8. Visualization & interpretation
The scatter plot (PagesViewed vs SessionDuration) colored by cluster helps stakeholders see where high-value sessions sit. Combine this visual with frequent-pattern outputs (e.g., {product, reviews} -> {cart}) to derive targeted actions:
- Cluster 0 (engaged shoppers): show personalized product bundles, experiment with cart nudges and product recommendations to increase conversion rate further.
- Cluster 1 (short bounces): test faster landing page variants, simplified CTAs, or targeted search improvements to reduce bounce and guide to relevant products.
- Frequent patterns: if pattern mining shows commonly visited pages before abandonment (e.g., product→reviews→exit), add prominent CTAs on review pages or omitting friction on cart flow.
9. Practical notes & tuning checklist
- Bin selection: number and strategy of bins per feature strongly affect grid density — experiment with uniform, quantile or k-means-based binning.
- Density threshold τ: choose relative to dataset size (a cell with 0.5% support may be dense in small data but noise in large data). Use validation or domain rules.
- Subspace support: CLIQUE finds dense subspaces automatically — inspect 1D and 2D dense intervals to understand what features form a segment.

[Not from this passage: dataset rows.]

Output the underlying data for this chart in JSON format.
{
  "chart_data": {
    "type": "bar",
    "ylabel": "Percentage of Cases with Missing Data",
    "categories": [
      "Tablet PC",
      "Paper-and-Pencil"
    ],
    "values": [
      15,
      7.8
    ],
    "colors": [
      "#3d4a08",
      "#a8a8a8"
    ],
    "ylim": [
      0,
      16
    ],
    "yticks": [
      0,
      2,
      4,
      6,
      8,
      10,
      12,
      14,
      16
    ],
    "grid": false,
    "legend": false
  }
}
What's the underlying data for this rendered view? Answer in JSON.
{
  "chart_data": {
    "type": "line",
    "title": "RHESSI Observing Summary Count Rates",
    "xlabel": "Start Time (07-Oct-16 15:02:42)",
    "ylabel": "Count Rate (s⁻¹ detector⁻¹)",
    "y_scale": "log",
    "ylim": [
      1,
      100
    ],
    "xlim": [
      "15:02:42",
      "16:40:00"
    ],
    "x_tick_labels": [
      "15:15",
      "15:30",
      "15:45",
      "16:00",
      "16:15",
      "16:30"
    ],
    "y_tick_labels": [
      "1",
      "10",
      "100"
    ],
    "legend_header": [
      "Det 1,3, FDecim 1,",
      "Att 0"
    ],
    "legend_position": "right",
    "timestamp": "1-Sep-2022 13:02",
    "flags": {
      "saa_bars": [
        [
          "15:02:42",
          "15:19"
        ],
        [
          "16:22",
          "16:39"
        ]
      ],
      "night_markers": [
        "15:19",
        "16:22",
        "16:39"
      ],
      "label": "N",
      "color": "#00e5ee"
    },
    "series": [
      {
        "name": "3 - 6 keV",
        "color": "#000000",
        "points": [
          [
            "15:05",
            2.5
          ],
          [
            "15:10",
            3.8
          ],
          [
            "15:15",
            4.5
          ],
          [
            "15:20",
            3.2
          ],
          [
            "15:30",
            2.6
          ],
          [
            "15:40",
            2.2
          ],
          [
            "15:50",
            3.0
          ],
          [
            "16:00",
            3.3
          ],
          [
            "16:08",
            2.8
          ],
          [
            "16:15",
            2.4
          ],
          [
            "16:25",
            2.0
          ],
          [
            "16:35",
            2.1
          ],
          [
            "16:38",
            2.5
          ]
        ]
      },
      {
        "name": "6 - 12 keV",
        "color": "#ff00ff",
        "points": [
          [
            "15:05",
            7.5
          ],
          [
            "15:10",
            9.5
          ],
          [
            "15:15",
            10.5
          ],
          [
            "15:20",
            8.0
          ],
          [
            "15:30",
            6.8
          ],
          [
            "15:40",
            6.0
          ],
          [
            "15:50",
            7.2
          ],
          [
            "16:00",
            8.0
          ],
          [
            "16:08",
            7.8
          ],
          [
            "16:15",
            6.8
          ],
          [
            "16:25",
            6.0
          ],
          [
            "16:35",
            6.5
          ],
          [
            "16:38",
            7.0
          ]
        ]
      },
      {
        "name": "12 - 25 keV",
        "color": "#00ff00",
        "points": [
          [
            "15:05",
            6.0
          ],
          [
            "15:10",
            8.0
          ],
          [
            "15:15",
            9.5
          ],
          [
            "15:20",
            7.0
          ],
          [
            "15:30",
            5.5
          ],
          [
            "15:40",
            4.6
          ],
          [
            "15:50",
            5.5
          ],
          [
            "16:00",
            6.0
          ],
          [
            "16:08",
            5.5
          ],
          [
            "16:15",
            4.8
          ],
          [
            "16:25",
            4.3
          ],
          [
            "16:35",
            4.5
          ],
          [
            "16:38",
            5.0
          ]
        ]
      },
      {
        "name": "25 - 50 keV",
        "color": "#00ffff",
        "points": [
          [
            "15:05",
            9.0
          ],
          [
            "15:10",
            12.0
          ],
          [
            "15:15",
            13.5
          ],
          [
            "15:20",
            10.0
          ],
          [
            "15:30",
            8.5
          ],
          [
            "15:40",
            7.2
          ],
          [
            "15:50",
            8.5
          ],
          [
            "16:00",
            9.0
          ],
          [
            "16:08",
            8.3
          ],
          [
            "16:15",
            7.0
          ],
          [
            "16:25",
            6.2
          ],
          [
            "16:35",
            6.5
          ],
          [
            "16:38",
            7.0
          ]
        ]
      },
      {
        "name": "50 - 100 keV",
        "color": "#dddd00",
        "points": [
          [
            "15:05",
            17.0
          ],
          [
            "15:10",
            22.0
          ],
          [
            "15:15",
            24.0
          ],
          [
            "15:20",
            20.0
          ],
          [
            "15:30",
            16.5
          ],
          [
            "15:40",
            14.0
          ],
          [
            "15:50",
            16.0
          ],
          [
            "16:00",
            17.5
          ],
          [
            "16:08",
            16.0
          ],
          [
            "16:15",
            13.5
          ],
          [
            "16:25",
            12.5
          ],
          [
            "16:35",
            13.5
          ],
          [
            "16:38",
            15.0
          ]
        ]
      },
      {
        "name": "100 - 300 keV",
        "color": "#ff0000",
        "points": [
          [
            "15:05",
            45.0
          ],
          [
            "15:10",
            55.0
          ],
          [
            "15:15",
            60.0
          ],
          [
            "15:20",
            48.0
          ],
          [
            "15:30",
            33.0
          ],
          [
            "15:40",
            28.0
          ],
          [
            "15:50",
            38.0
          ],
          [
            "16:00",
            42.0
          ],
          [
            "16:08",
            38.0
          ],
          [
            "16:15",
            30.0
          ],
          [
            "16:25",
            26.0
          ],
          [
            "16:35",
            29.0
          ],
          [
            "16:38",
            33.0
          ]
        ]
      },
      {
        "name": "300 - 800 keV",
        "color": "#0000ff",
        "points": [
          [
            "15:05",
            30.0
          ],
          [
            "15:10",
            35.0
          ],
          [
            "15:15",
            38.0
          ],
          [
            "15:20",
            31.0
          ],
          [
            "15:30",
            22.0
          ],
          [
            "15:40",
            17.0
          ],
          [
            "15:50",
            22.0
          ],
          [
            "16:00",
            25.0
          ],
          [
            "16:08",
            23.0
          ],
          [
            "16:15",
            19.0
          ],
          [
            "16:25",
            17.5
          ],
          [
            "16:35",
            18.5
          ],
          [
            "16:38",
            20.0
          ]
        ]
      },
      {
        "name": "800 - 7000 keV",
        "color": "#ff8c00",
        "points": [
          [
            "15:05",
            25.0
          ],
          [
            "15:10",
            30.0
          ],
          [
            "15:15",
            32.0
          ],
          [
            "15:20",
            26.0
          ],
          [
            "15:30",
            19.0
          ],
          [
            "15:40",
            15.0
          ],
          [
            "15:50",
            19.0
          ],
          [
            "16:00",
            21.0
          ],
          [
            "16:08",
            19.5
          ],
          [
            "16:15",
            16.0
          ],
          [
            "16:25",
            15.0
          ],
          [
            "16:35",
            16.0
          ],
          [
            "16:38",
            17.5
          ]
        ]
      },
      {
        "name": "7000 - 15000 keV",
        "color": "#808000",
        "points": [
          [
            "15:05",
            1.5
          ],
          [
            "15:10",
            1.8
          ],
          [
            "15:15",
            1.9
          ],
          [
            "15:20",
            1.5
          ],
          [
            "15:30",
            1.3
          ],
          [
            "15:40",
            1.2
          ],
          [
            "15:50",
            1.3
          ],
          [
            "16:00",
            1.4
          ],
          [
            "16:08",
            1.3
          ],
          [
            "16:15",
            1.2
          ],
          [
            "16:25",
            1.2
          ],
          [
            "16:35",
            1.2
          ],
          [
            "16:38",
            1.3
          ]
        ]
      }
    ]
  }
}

- Merging adjacency: adjacency in high-dim grids can be expensive; implement efficient neighbor enumeration or leverage sparse indices for large datasets.
- Pattern mining: run Apriori/FP-Growth per cluster on event sequences or bucketed page-categories to get interpretable navigation rules.
- Evaluation: track business KPIs (conversion, revenue per session, retention lift) from A/B tests that apply cluster-specific interventions.
10. Closing — actionable summary
This case study shows how a CLIQUE-style grid subspace clustering + pattern mining pipeline can reveal meaningful web behavior segments and the common navigation patterns inside them. The approach is particularly useful when user behavior clusters reside in different combinations of features (subspaces). Use the cluster assignments to power targeted experiences — personalized banners, funnel optimization, email campaigns — and validate impact through controlled experiments.
— End of Web Behavior Analysis Case Study —